9. The strain of any of the preceding claims wherein the N-adipoylated β-lactam compound is selected from the group consisting of adipoyl-6-APA, adipoyl-7-ADCA, adipoyl-7-ACA, adipoyl-7-ACCA, adipoyl-7-PACA, adipoyl-7-ADAC, adipoyl-7-ACCCA

10. The strain of any of the preceding claims wherein the strain is a fungus, bacterium or yeast.

11. The strain of any of the preceding claims wherein the fungus belongs to the species Penicillium.

12. The strain of any of the preceding claims wherein the fungus is Penicillium chrysogenum, preferably transformed with and expressing a gene encoding an expandase or an expandase/hydroxylase.

13. A method for the construction of the mutant strain as defined in claims 1-9 comprising functionally inactivating a gene encoding an enzyme which is involved in the degradation of adipic acid.

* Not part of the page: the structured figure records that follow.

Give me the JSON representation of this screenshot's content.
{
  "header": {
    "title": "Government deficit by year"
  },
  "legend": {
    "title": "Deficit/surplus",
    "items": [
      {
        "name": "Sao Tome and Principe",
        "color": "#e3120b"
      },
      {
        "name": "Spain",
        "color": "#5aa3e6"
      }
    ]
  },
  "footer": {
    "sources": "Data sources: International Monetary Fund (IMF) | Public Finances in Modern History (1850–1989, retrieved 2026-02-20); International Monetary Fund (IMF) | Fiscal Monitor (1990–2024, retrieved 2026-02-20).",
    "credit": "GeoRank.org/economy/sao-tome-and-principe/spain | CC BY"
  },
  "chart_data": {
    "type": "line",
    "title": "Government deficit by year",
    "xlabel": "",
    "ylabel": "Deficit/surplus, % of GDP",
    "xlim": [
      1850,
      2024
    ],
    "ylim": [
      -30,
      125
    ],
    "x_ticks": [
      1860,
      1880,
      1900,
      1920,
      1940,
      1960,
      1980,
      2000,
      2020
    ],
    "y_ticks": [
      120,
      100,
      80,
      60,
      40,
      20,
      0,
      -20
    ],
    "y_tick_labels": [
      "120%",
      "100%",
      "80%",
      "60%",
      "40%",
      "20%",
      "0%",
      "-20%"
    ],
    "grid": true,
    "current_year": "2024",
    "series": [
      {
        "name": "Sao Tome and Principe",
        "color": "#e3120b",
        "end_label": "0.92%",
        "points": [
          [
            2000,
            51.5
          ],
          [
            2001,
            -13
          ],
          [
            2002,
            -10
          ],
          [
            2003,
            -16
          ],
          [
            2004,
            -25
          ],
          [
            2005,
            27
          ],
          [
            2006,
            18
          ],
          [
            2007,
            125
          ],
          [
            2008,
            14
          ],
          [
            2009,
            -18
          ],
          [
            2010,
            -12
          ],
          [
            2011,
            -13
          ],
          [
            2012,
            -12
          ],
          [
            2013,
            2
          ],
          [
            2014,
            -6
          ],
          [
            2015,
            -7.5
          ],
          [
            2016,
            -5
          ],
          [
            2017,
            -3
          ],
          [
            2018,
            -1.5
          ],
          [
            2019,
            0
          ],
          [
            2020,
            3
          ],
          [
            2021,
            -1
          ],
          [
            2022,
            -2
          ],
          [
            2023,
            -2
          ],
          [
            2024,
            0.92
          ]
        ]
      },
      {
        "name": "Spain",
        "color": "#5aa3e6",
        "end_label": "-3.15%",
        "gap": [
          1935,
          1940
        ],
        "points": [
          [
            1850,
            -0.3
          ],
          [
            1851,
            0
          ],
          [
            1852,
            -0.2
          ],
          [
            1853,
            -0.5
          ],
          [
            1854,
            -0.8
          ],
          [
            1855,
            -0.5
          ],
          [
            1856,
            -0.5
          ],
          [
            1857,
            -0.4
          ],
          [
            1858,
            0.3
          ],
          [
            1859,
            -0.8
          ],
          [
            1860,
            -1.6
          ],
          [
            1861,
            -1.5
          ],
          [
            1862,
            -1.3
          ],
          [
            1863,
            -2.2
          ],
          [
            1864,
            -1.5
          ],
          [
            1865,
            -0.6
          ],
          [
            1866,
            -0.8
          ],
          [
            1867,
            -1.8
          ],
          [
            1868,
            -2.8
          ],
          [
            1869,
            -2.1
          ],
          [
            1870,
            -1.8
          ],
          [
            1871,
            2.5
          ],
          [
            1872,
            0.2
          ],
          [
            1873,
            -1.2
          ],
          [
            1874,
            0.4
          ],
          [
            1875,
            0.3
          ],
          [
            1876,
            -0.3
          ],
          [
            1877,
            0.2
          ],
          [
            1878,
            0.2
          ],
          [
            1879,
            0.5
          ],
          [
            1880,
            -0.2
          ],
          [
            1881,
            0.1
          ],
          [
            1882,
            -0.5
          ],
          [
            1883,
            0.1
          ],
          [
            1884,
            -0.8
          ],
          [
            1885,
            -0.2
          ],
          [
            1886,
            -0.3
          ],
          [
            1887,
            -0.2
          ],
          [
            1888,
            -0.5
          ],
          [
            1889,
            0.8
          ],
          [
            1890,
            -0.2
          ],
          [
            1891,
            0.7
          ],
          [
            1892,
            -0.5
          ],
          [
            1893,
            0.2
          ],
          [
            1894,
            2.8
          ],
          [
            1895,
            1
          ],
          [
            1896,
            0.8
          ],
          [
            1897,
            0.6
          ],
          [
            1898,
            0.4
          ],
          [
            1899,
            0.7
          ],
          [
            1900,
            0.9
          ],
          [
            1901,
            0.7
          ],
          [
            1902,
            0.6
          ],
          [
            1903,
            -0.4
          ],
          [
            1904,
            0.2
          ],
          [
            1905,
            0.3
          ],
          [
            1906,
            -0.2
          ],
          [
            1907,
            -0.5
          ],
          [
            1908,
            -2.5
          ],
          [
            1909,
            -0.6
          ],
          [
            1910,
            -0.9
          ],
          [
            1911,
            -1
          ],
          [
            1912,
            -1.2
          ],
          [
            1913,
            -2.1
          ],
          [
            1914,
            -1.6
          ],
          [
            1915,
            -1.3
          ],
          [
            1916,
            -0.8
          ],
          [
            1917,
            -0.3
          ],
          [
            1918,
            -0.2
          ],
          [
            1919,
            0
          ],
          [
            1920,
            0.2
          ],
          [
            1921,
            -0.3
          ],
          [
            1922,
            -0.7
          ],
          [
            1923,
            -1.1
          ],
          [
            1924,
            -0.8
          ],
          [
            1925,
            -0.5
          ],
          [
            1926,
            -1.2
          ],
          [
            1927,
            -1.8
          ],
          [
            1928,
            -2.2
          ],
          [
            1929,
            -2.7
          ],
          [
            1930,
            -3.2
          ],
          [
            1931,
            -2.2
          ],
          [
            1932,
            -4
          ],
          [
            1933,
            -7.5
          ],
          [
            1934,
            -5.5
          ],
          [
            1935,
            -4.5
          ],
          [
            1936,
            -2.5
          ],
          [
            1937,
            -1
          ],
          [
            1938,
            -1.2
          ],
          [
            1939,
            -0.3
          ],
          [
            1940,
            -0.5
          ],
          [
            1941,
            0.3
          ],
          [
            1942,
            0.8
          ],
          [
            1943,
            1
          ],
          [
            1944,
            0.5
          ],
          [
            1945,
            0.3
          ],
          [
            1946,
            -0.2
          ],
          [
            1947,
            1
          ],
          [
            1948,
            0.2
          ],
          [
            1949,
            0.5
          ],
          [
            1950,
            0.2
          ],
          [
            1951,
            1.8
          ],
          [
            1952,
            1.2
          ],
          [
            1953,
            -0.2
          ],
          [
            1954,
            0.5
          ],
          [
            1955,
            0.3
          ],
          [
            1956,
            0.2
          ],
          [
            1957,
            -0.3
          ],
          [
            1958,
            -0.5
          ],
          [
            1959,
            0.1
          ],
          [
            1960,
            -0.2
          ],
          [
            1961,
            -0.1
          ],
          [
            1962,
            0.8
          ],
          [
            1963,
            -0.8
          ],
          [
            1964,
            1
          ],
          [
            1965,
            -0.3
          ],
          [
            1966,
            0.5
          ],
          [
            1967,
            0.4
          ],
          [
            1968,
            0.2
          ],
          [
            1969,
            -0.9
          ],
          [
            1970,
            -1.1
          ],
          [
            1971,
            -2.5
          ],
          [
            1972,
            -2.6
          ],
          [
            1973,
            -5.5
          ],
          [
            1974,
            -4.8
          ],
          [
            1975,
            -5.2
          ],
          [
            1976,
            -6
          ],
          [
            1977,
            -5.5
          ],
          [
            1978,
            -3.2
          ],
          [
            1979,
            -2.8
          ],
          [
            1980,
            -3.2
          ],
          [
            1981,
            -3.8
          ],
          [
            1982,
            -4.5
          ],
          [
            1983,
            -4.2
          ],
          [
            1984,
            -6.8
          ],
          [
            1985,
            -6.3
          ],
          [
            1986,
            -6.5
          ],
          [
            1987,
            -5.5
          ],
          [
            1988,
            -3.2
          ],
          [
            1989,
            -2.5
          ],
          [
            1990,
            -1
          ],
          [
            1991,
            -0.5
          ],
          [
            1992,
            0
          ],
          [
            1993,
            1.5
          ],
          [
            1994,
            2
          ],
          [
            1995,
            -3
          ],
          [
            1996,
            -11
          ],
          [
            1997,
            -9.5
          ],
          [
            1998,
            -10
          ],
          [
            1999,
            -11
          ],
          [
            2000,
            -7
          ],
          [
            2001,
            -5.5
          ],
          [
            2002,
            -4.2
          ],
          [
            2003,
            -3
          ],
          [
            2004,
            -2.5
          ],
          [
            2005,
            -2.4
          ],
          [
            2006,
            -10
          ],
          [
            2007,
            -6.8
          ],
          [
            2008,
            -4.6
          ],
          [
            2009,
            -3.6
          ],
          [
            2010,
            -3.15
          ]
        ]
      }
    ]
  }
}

14. A method according to claim 13 wherein the enzyme which is involved in the degradation of adipic acid is selected from the group consisting of CoA-ligase, acyl-CoA dehydrogenase, acyl-oxidase, enoyl-CoA hydratase, 3-hydroxyacyl-CoA dehydrogenase and acetyl-CoA C-acyltransferase (thiolase) and the gene is selected from the group as defined in claim 5.

15. A process for the production of an N-adipoylated β-lactam compound comprising culturing the strain as defined in any of claims 1-9 in a fermentation medium comprising adipic acid.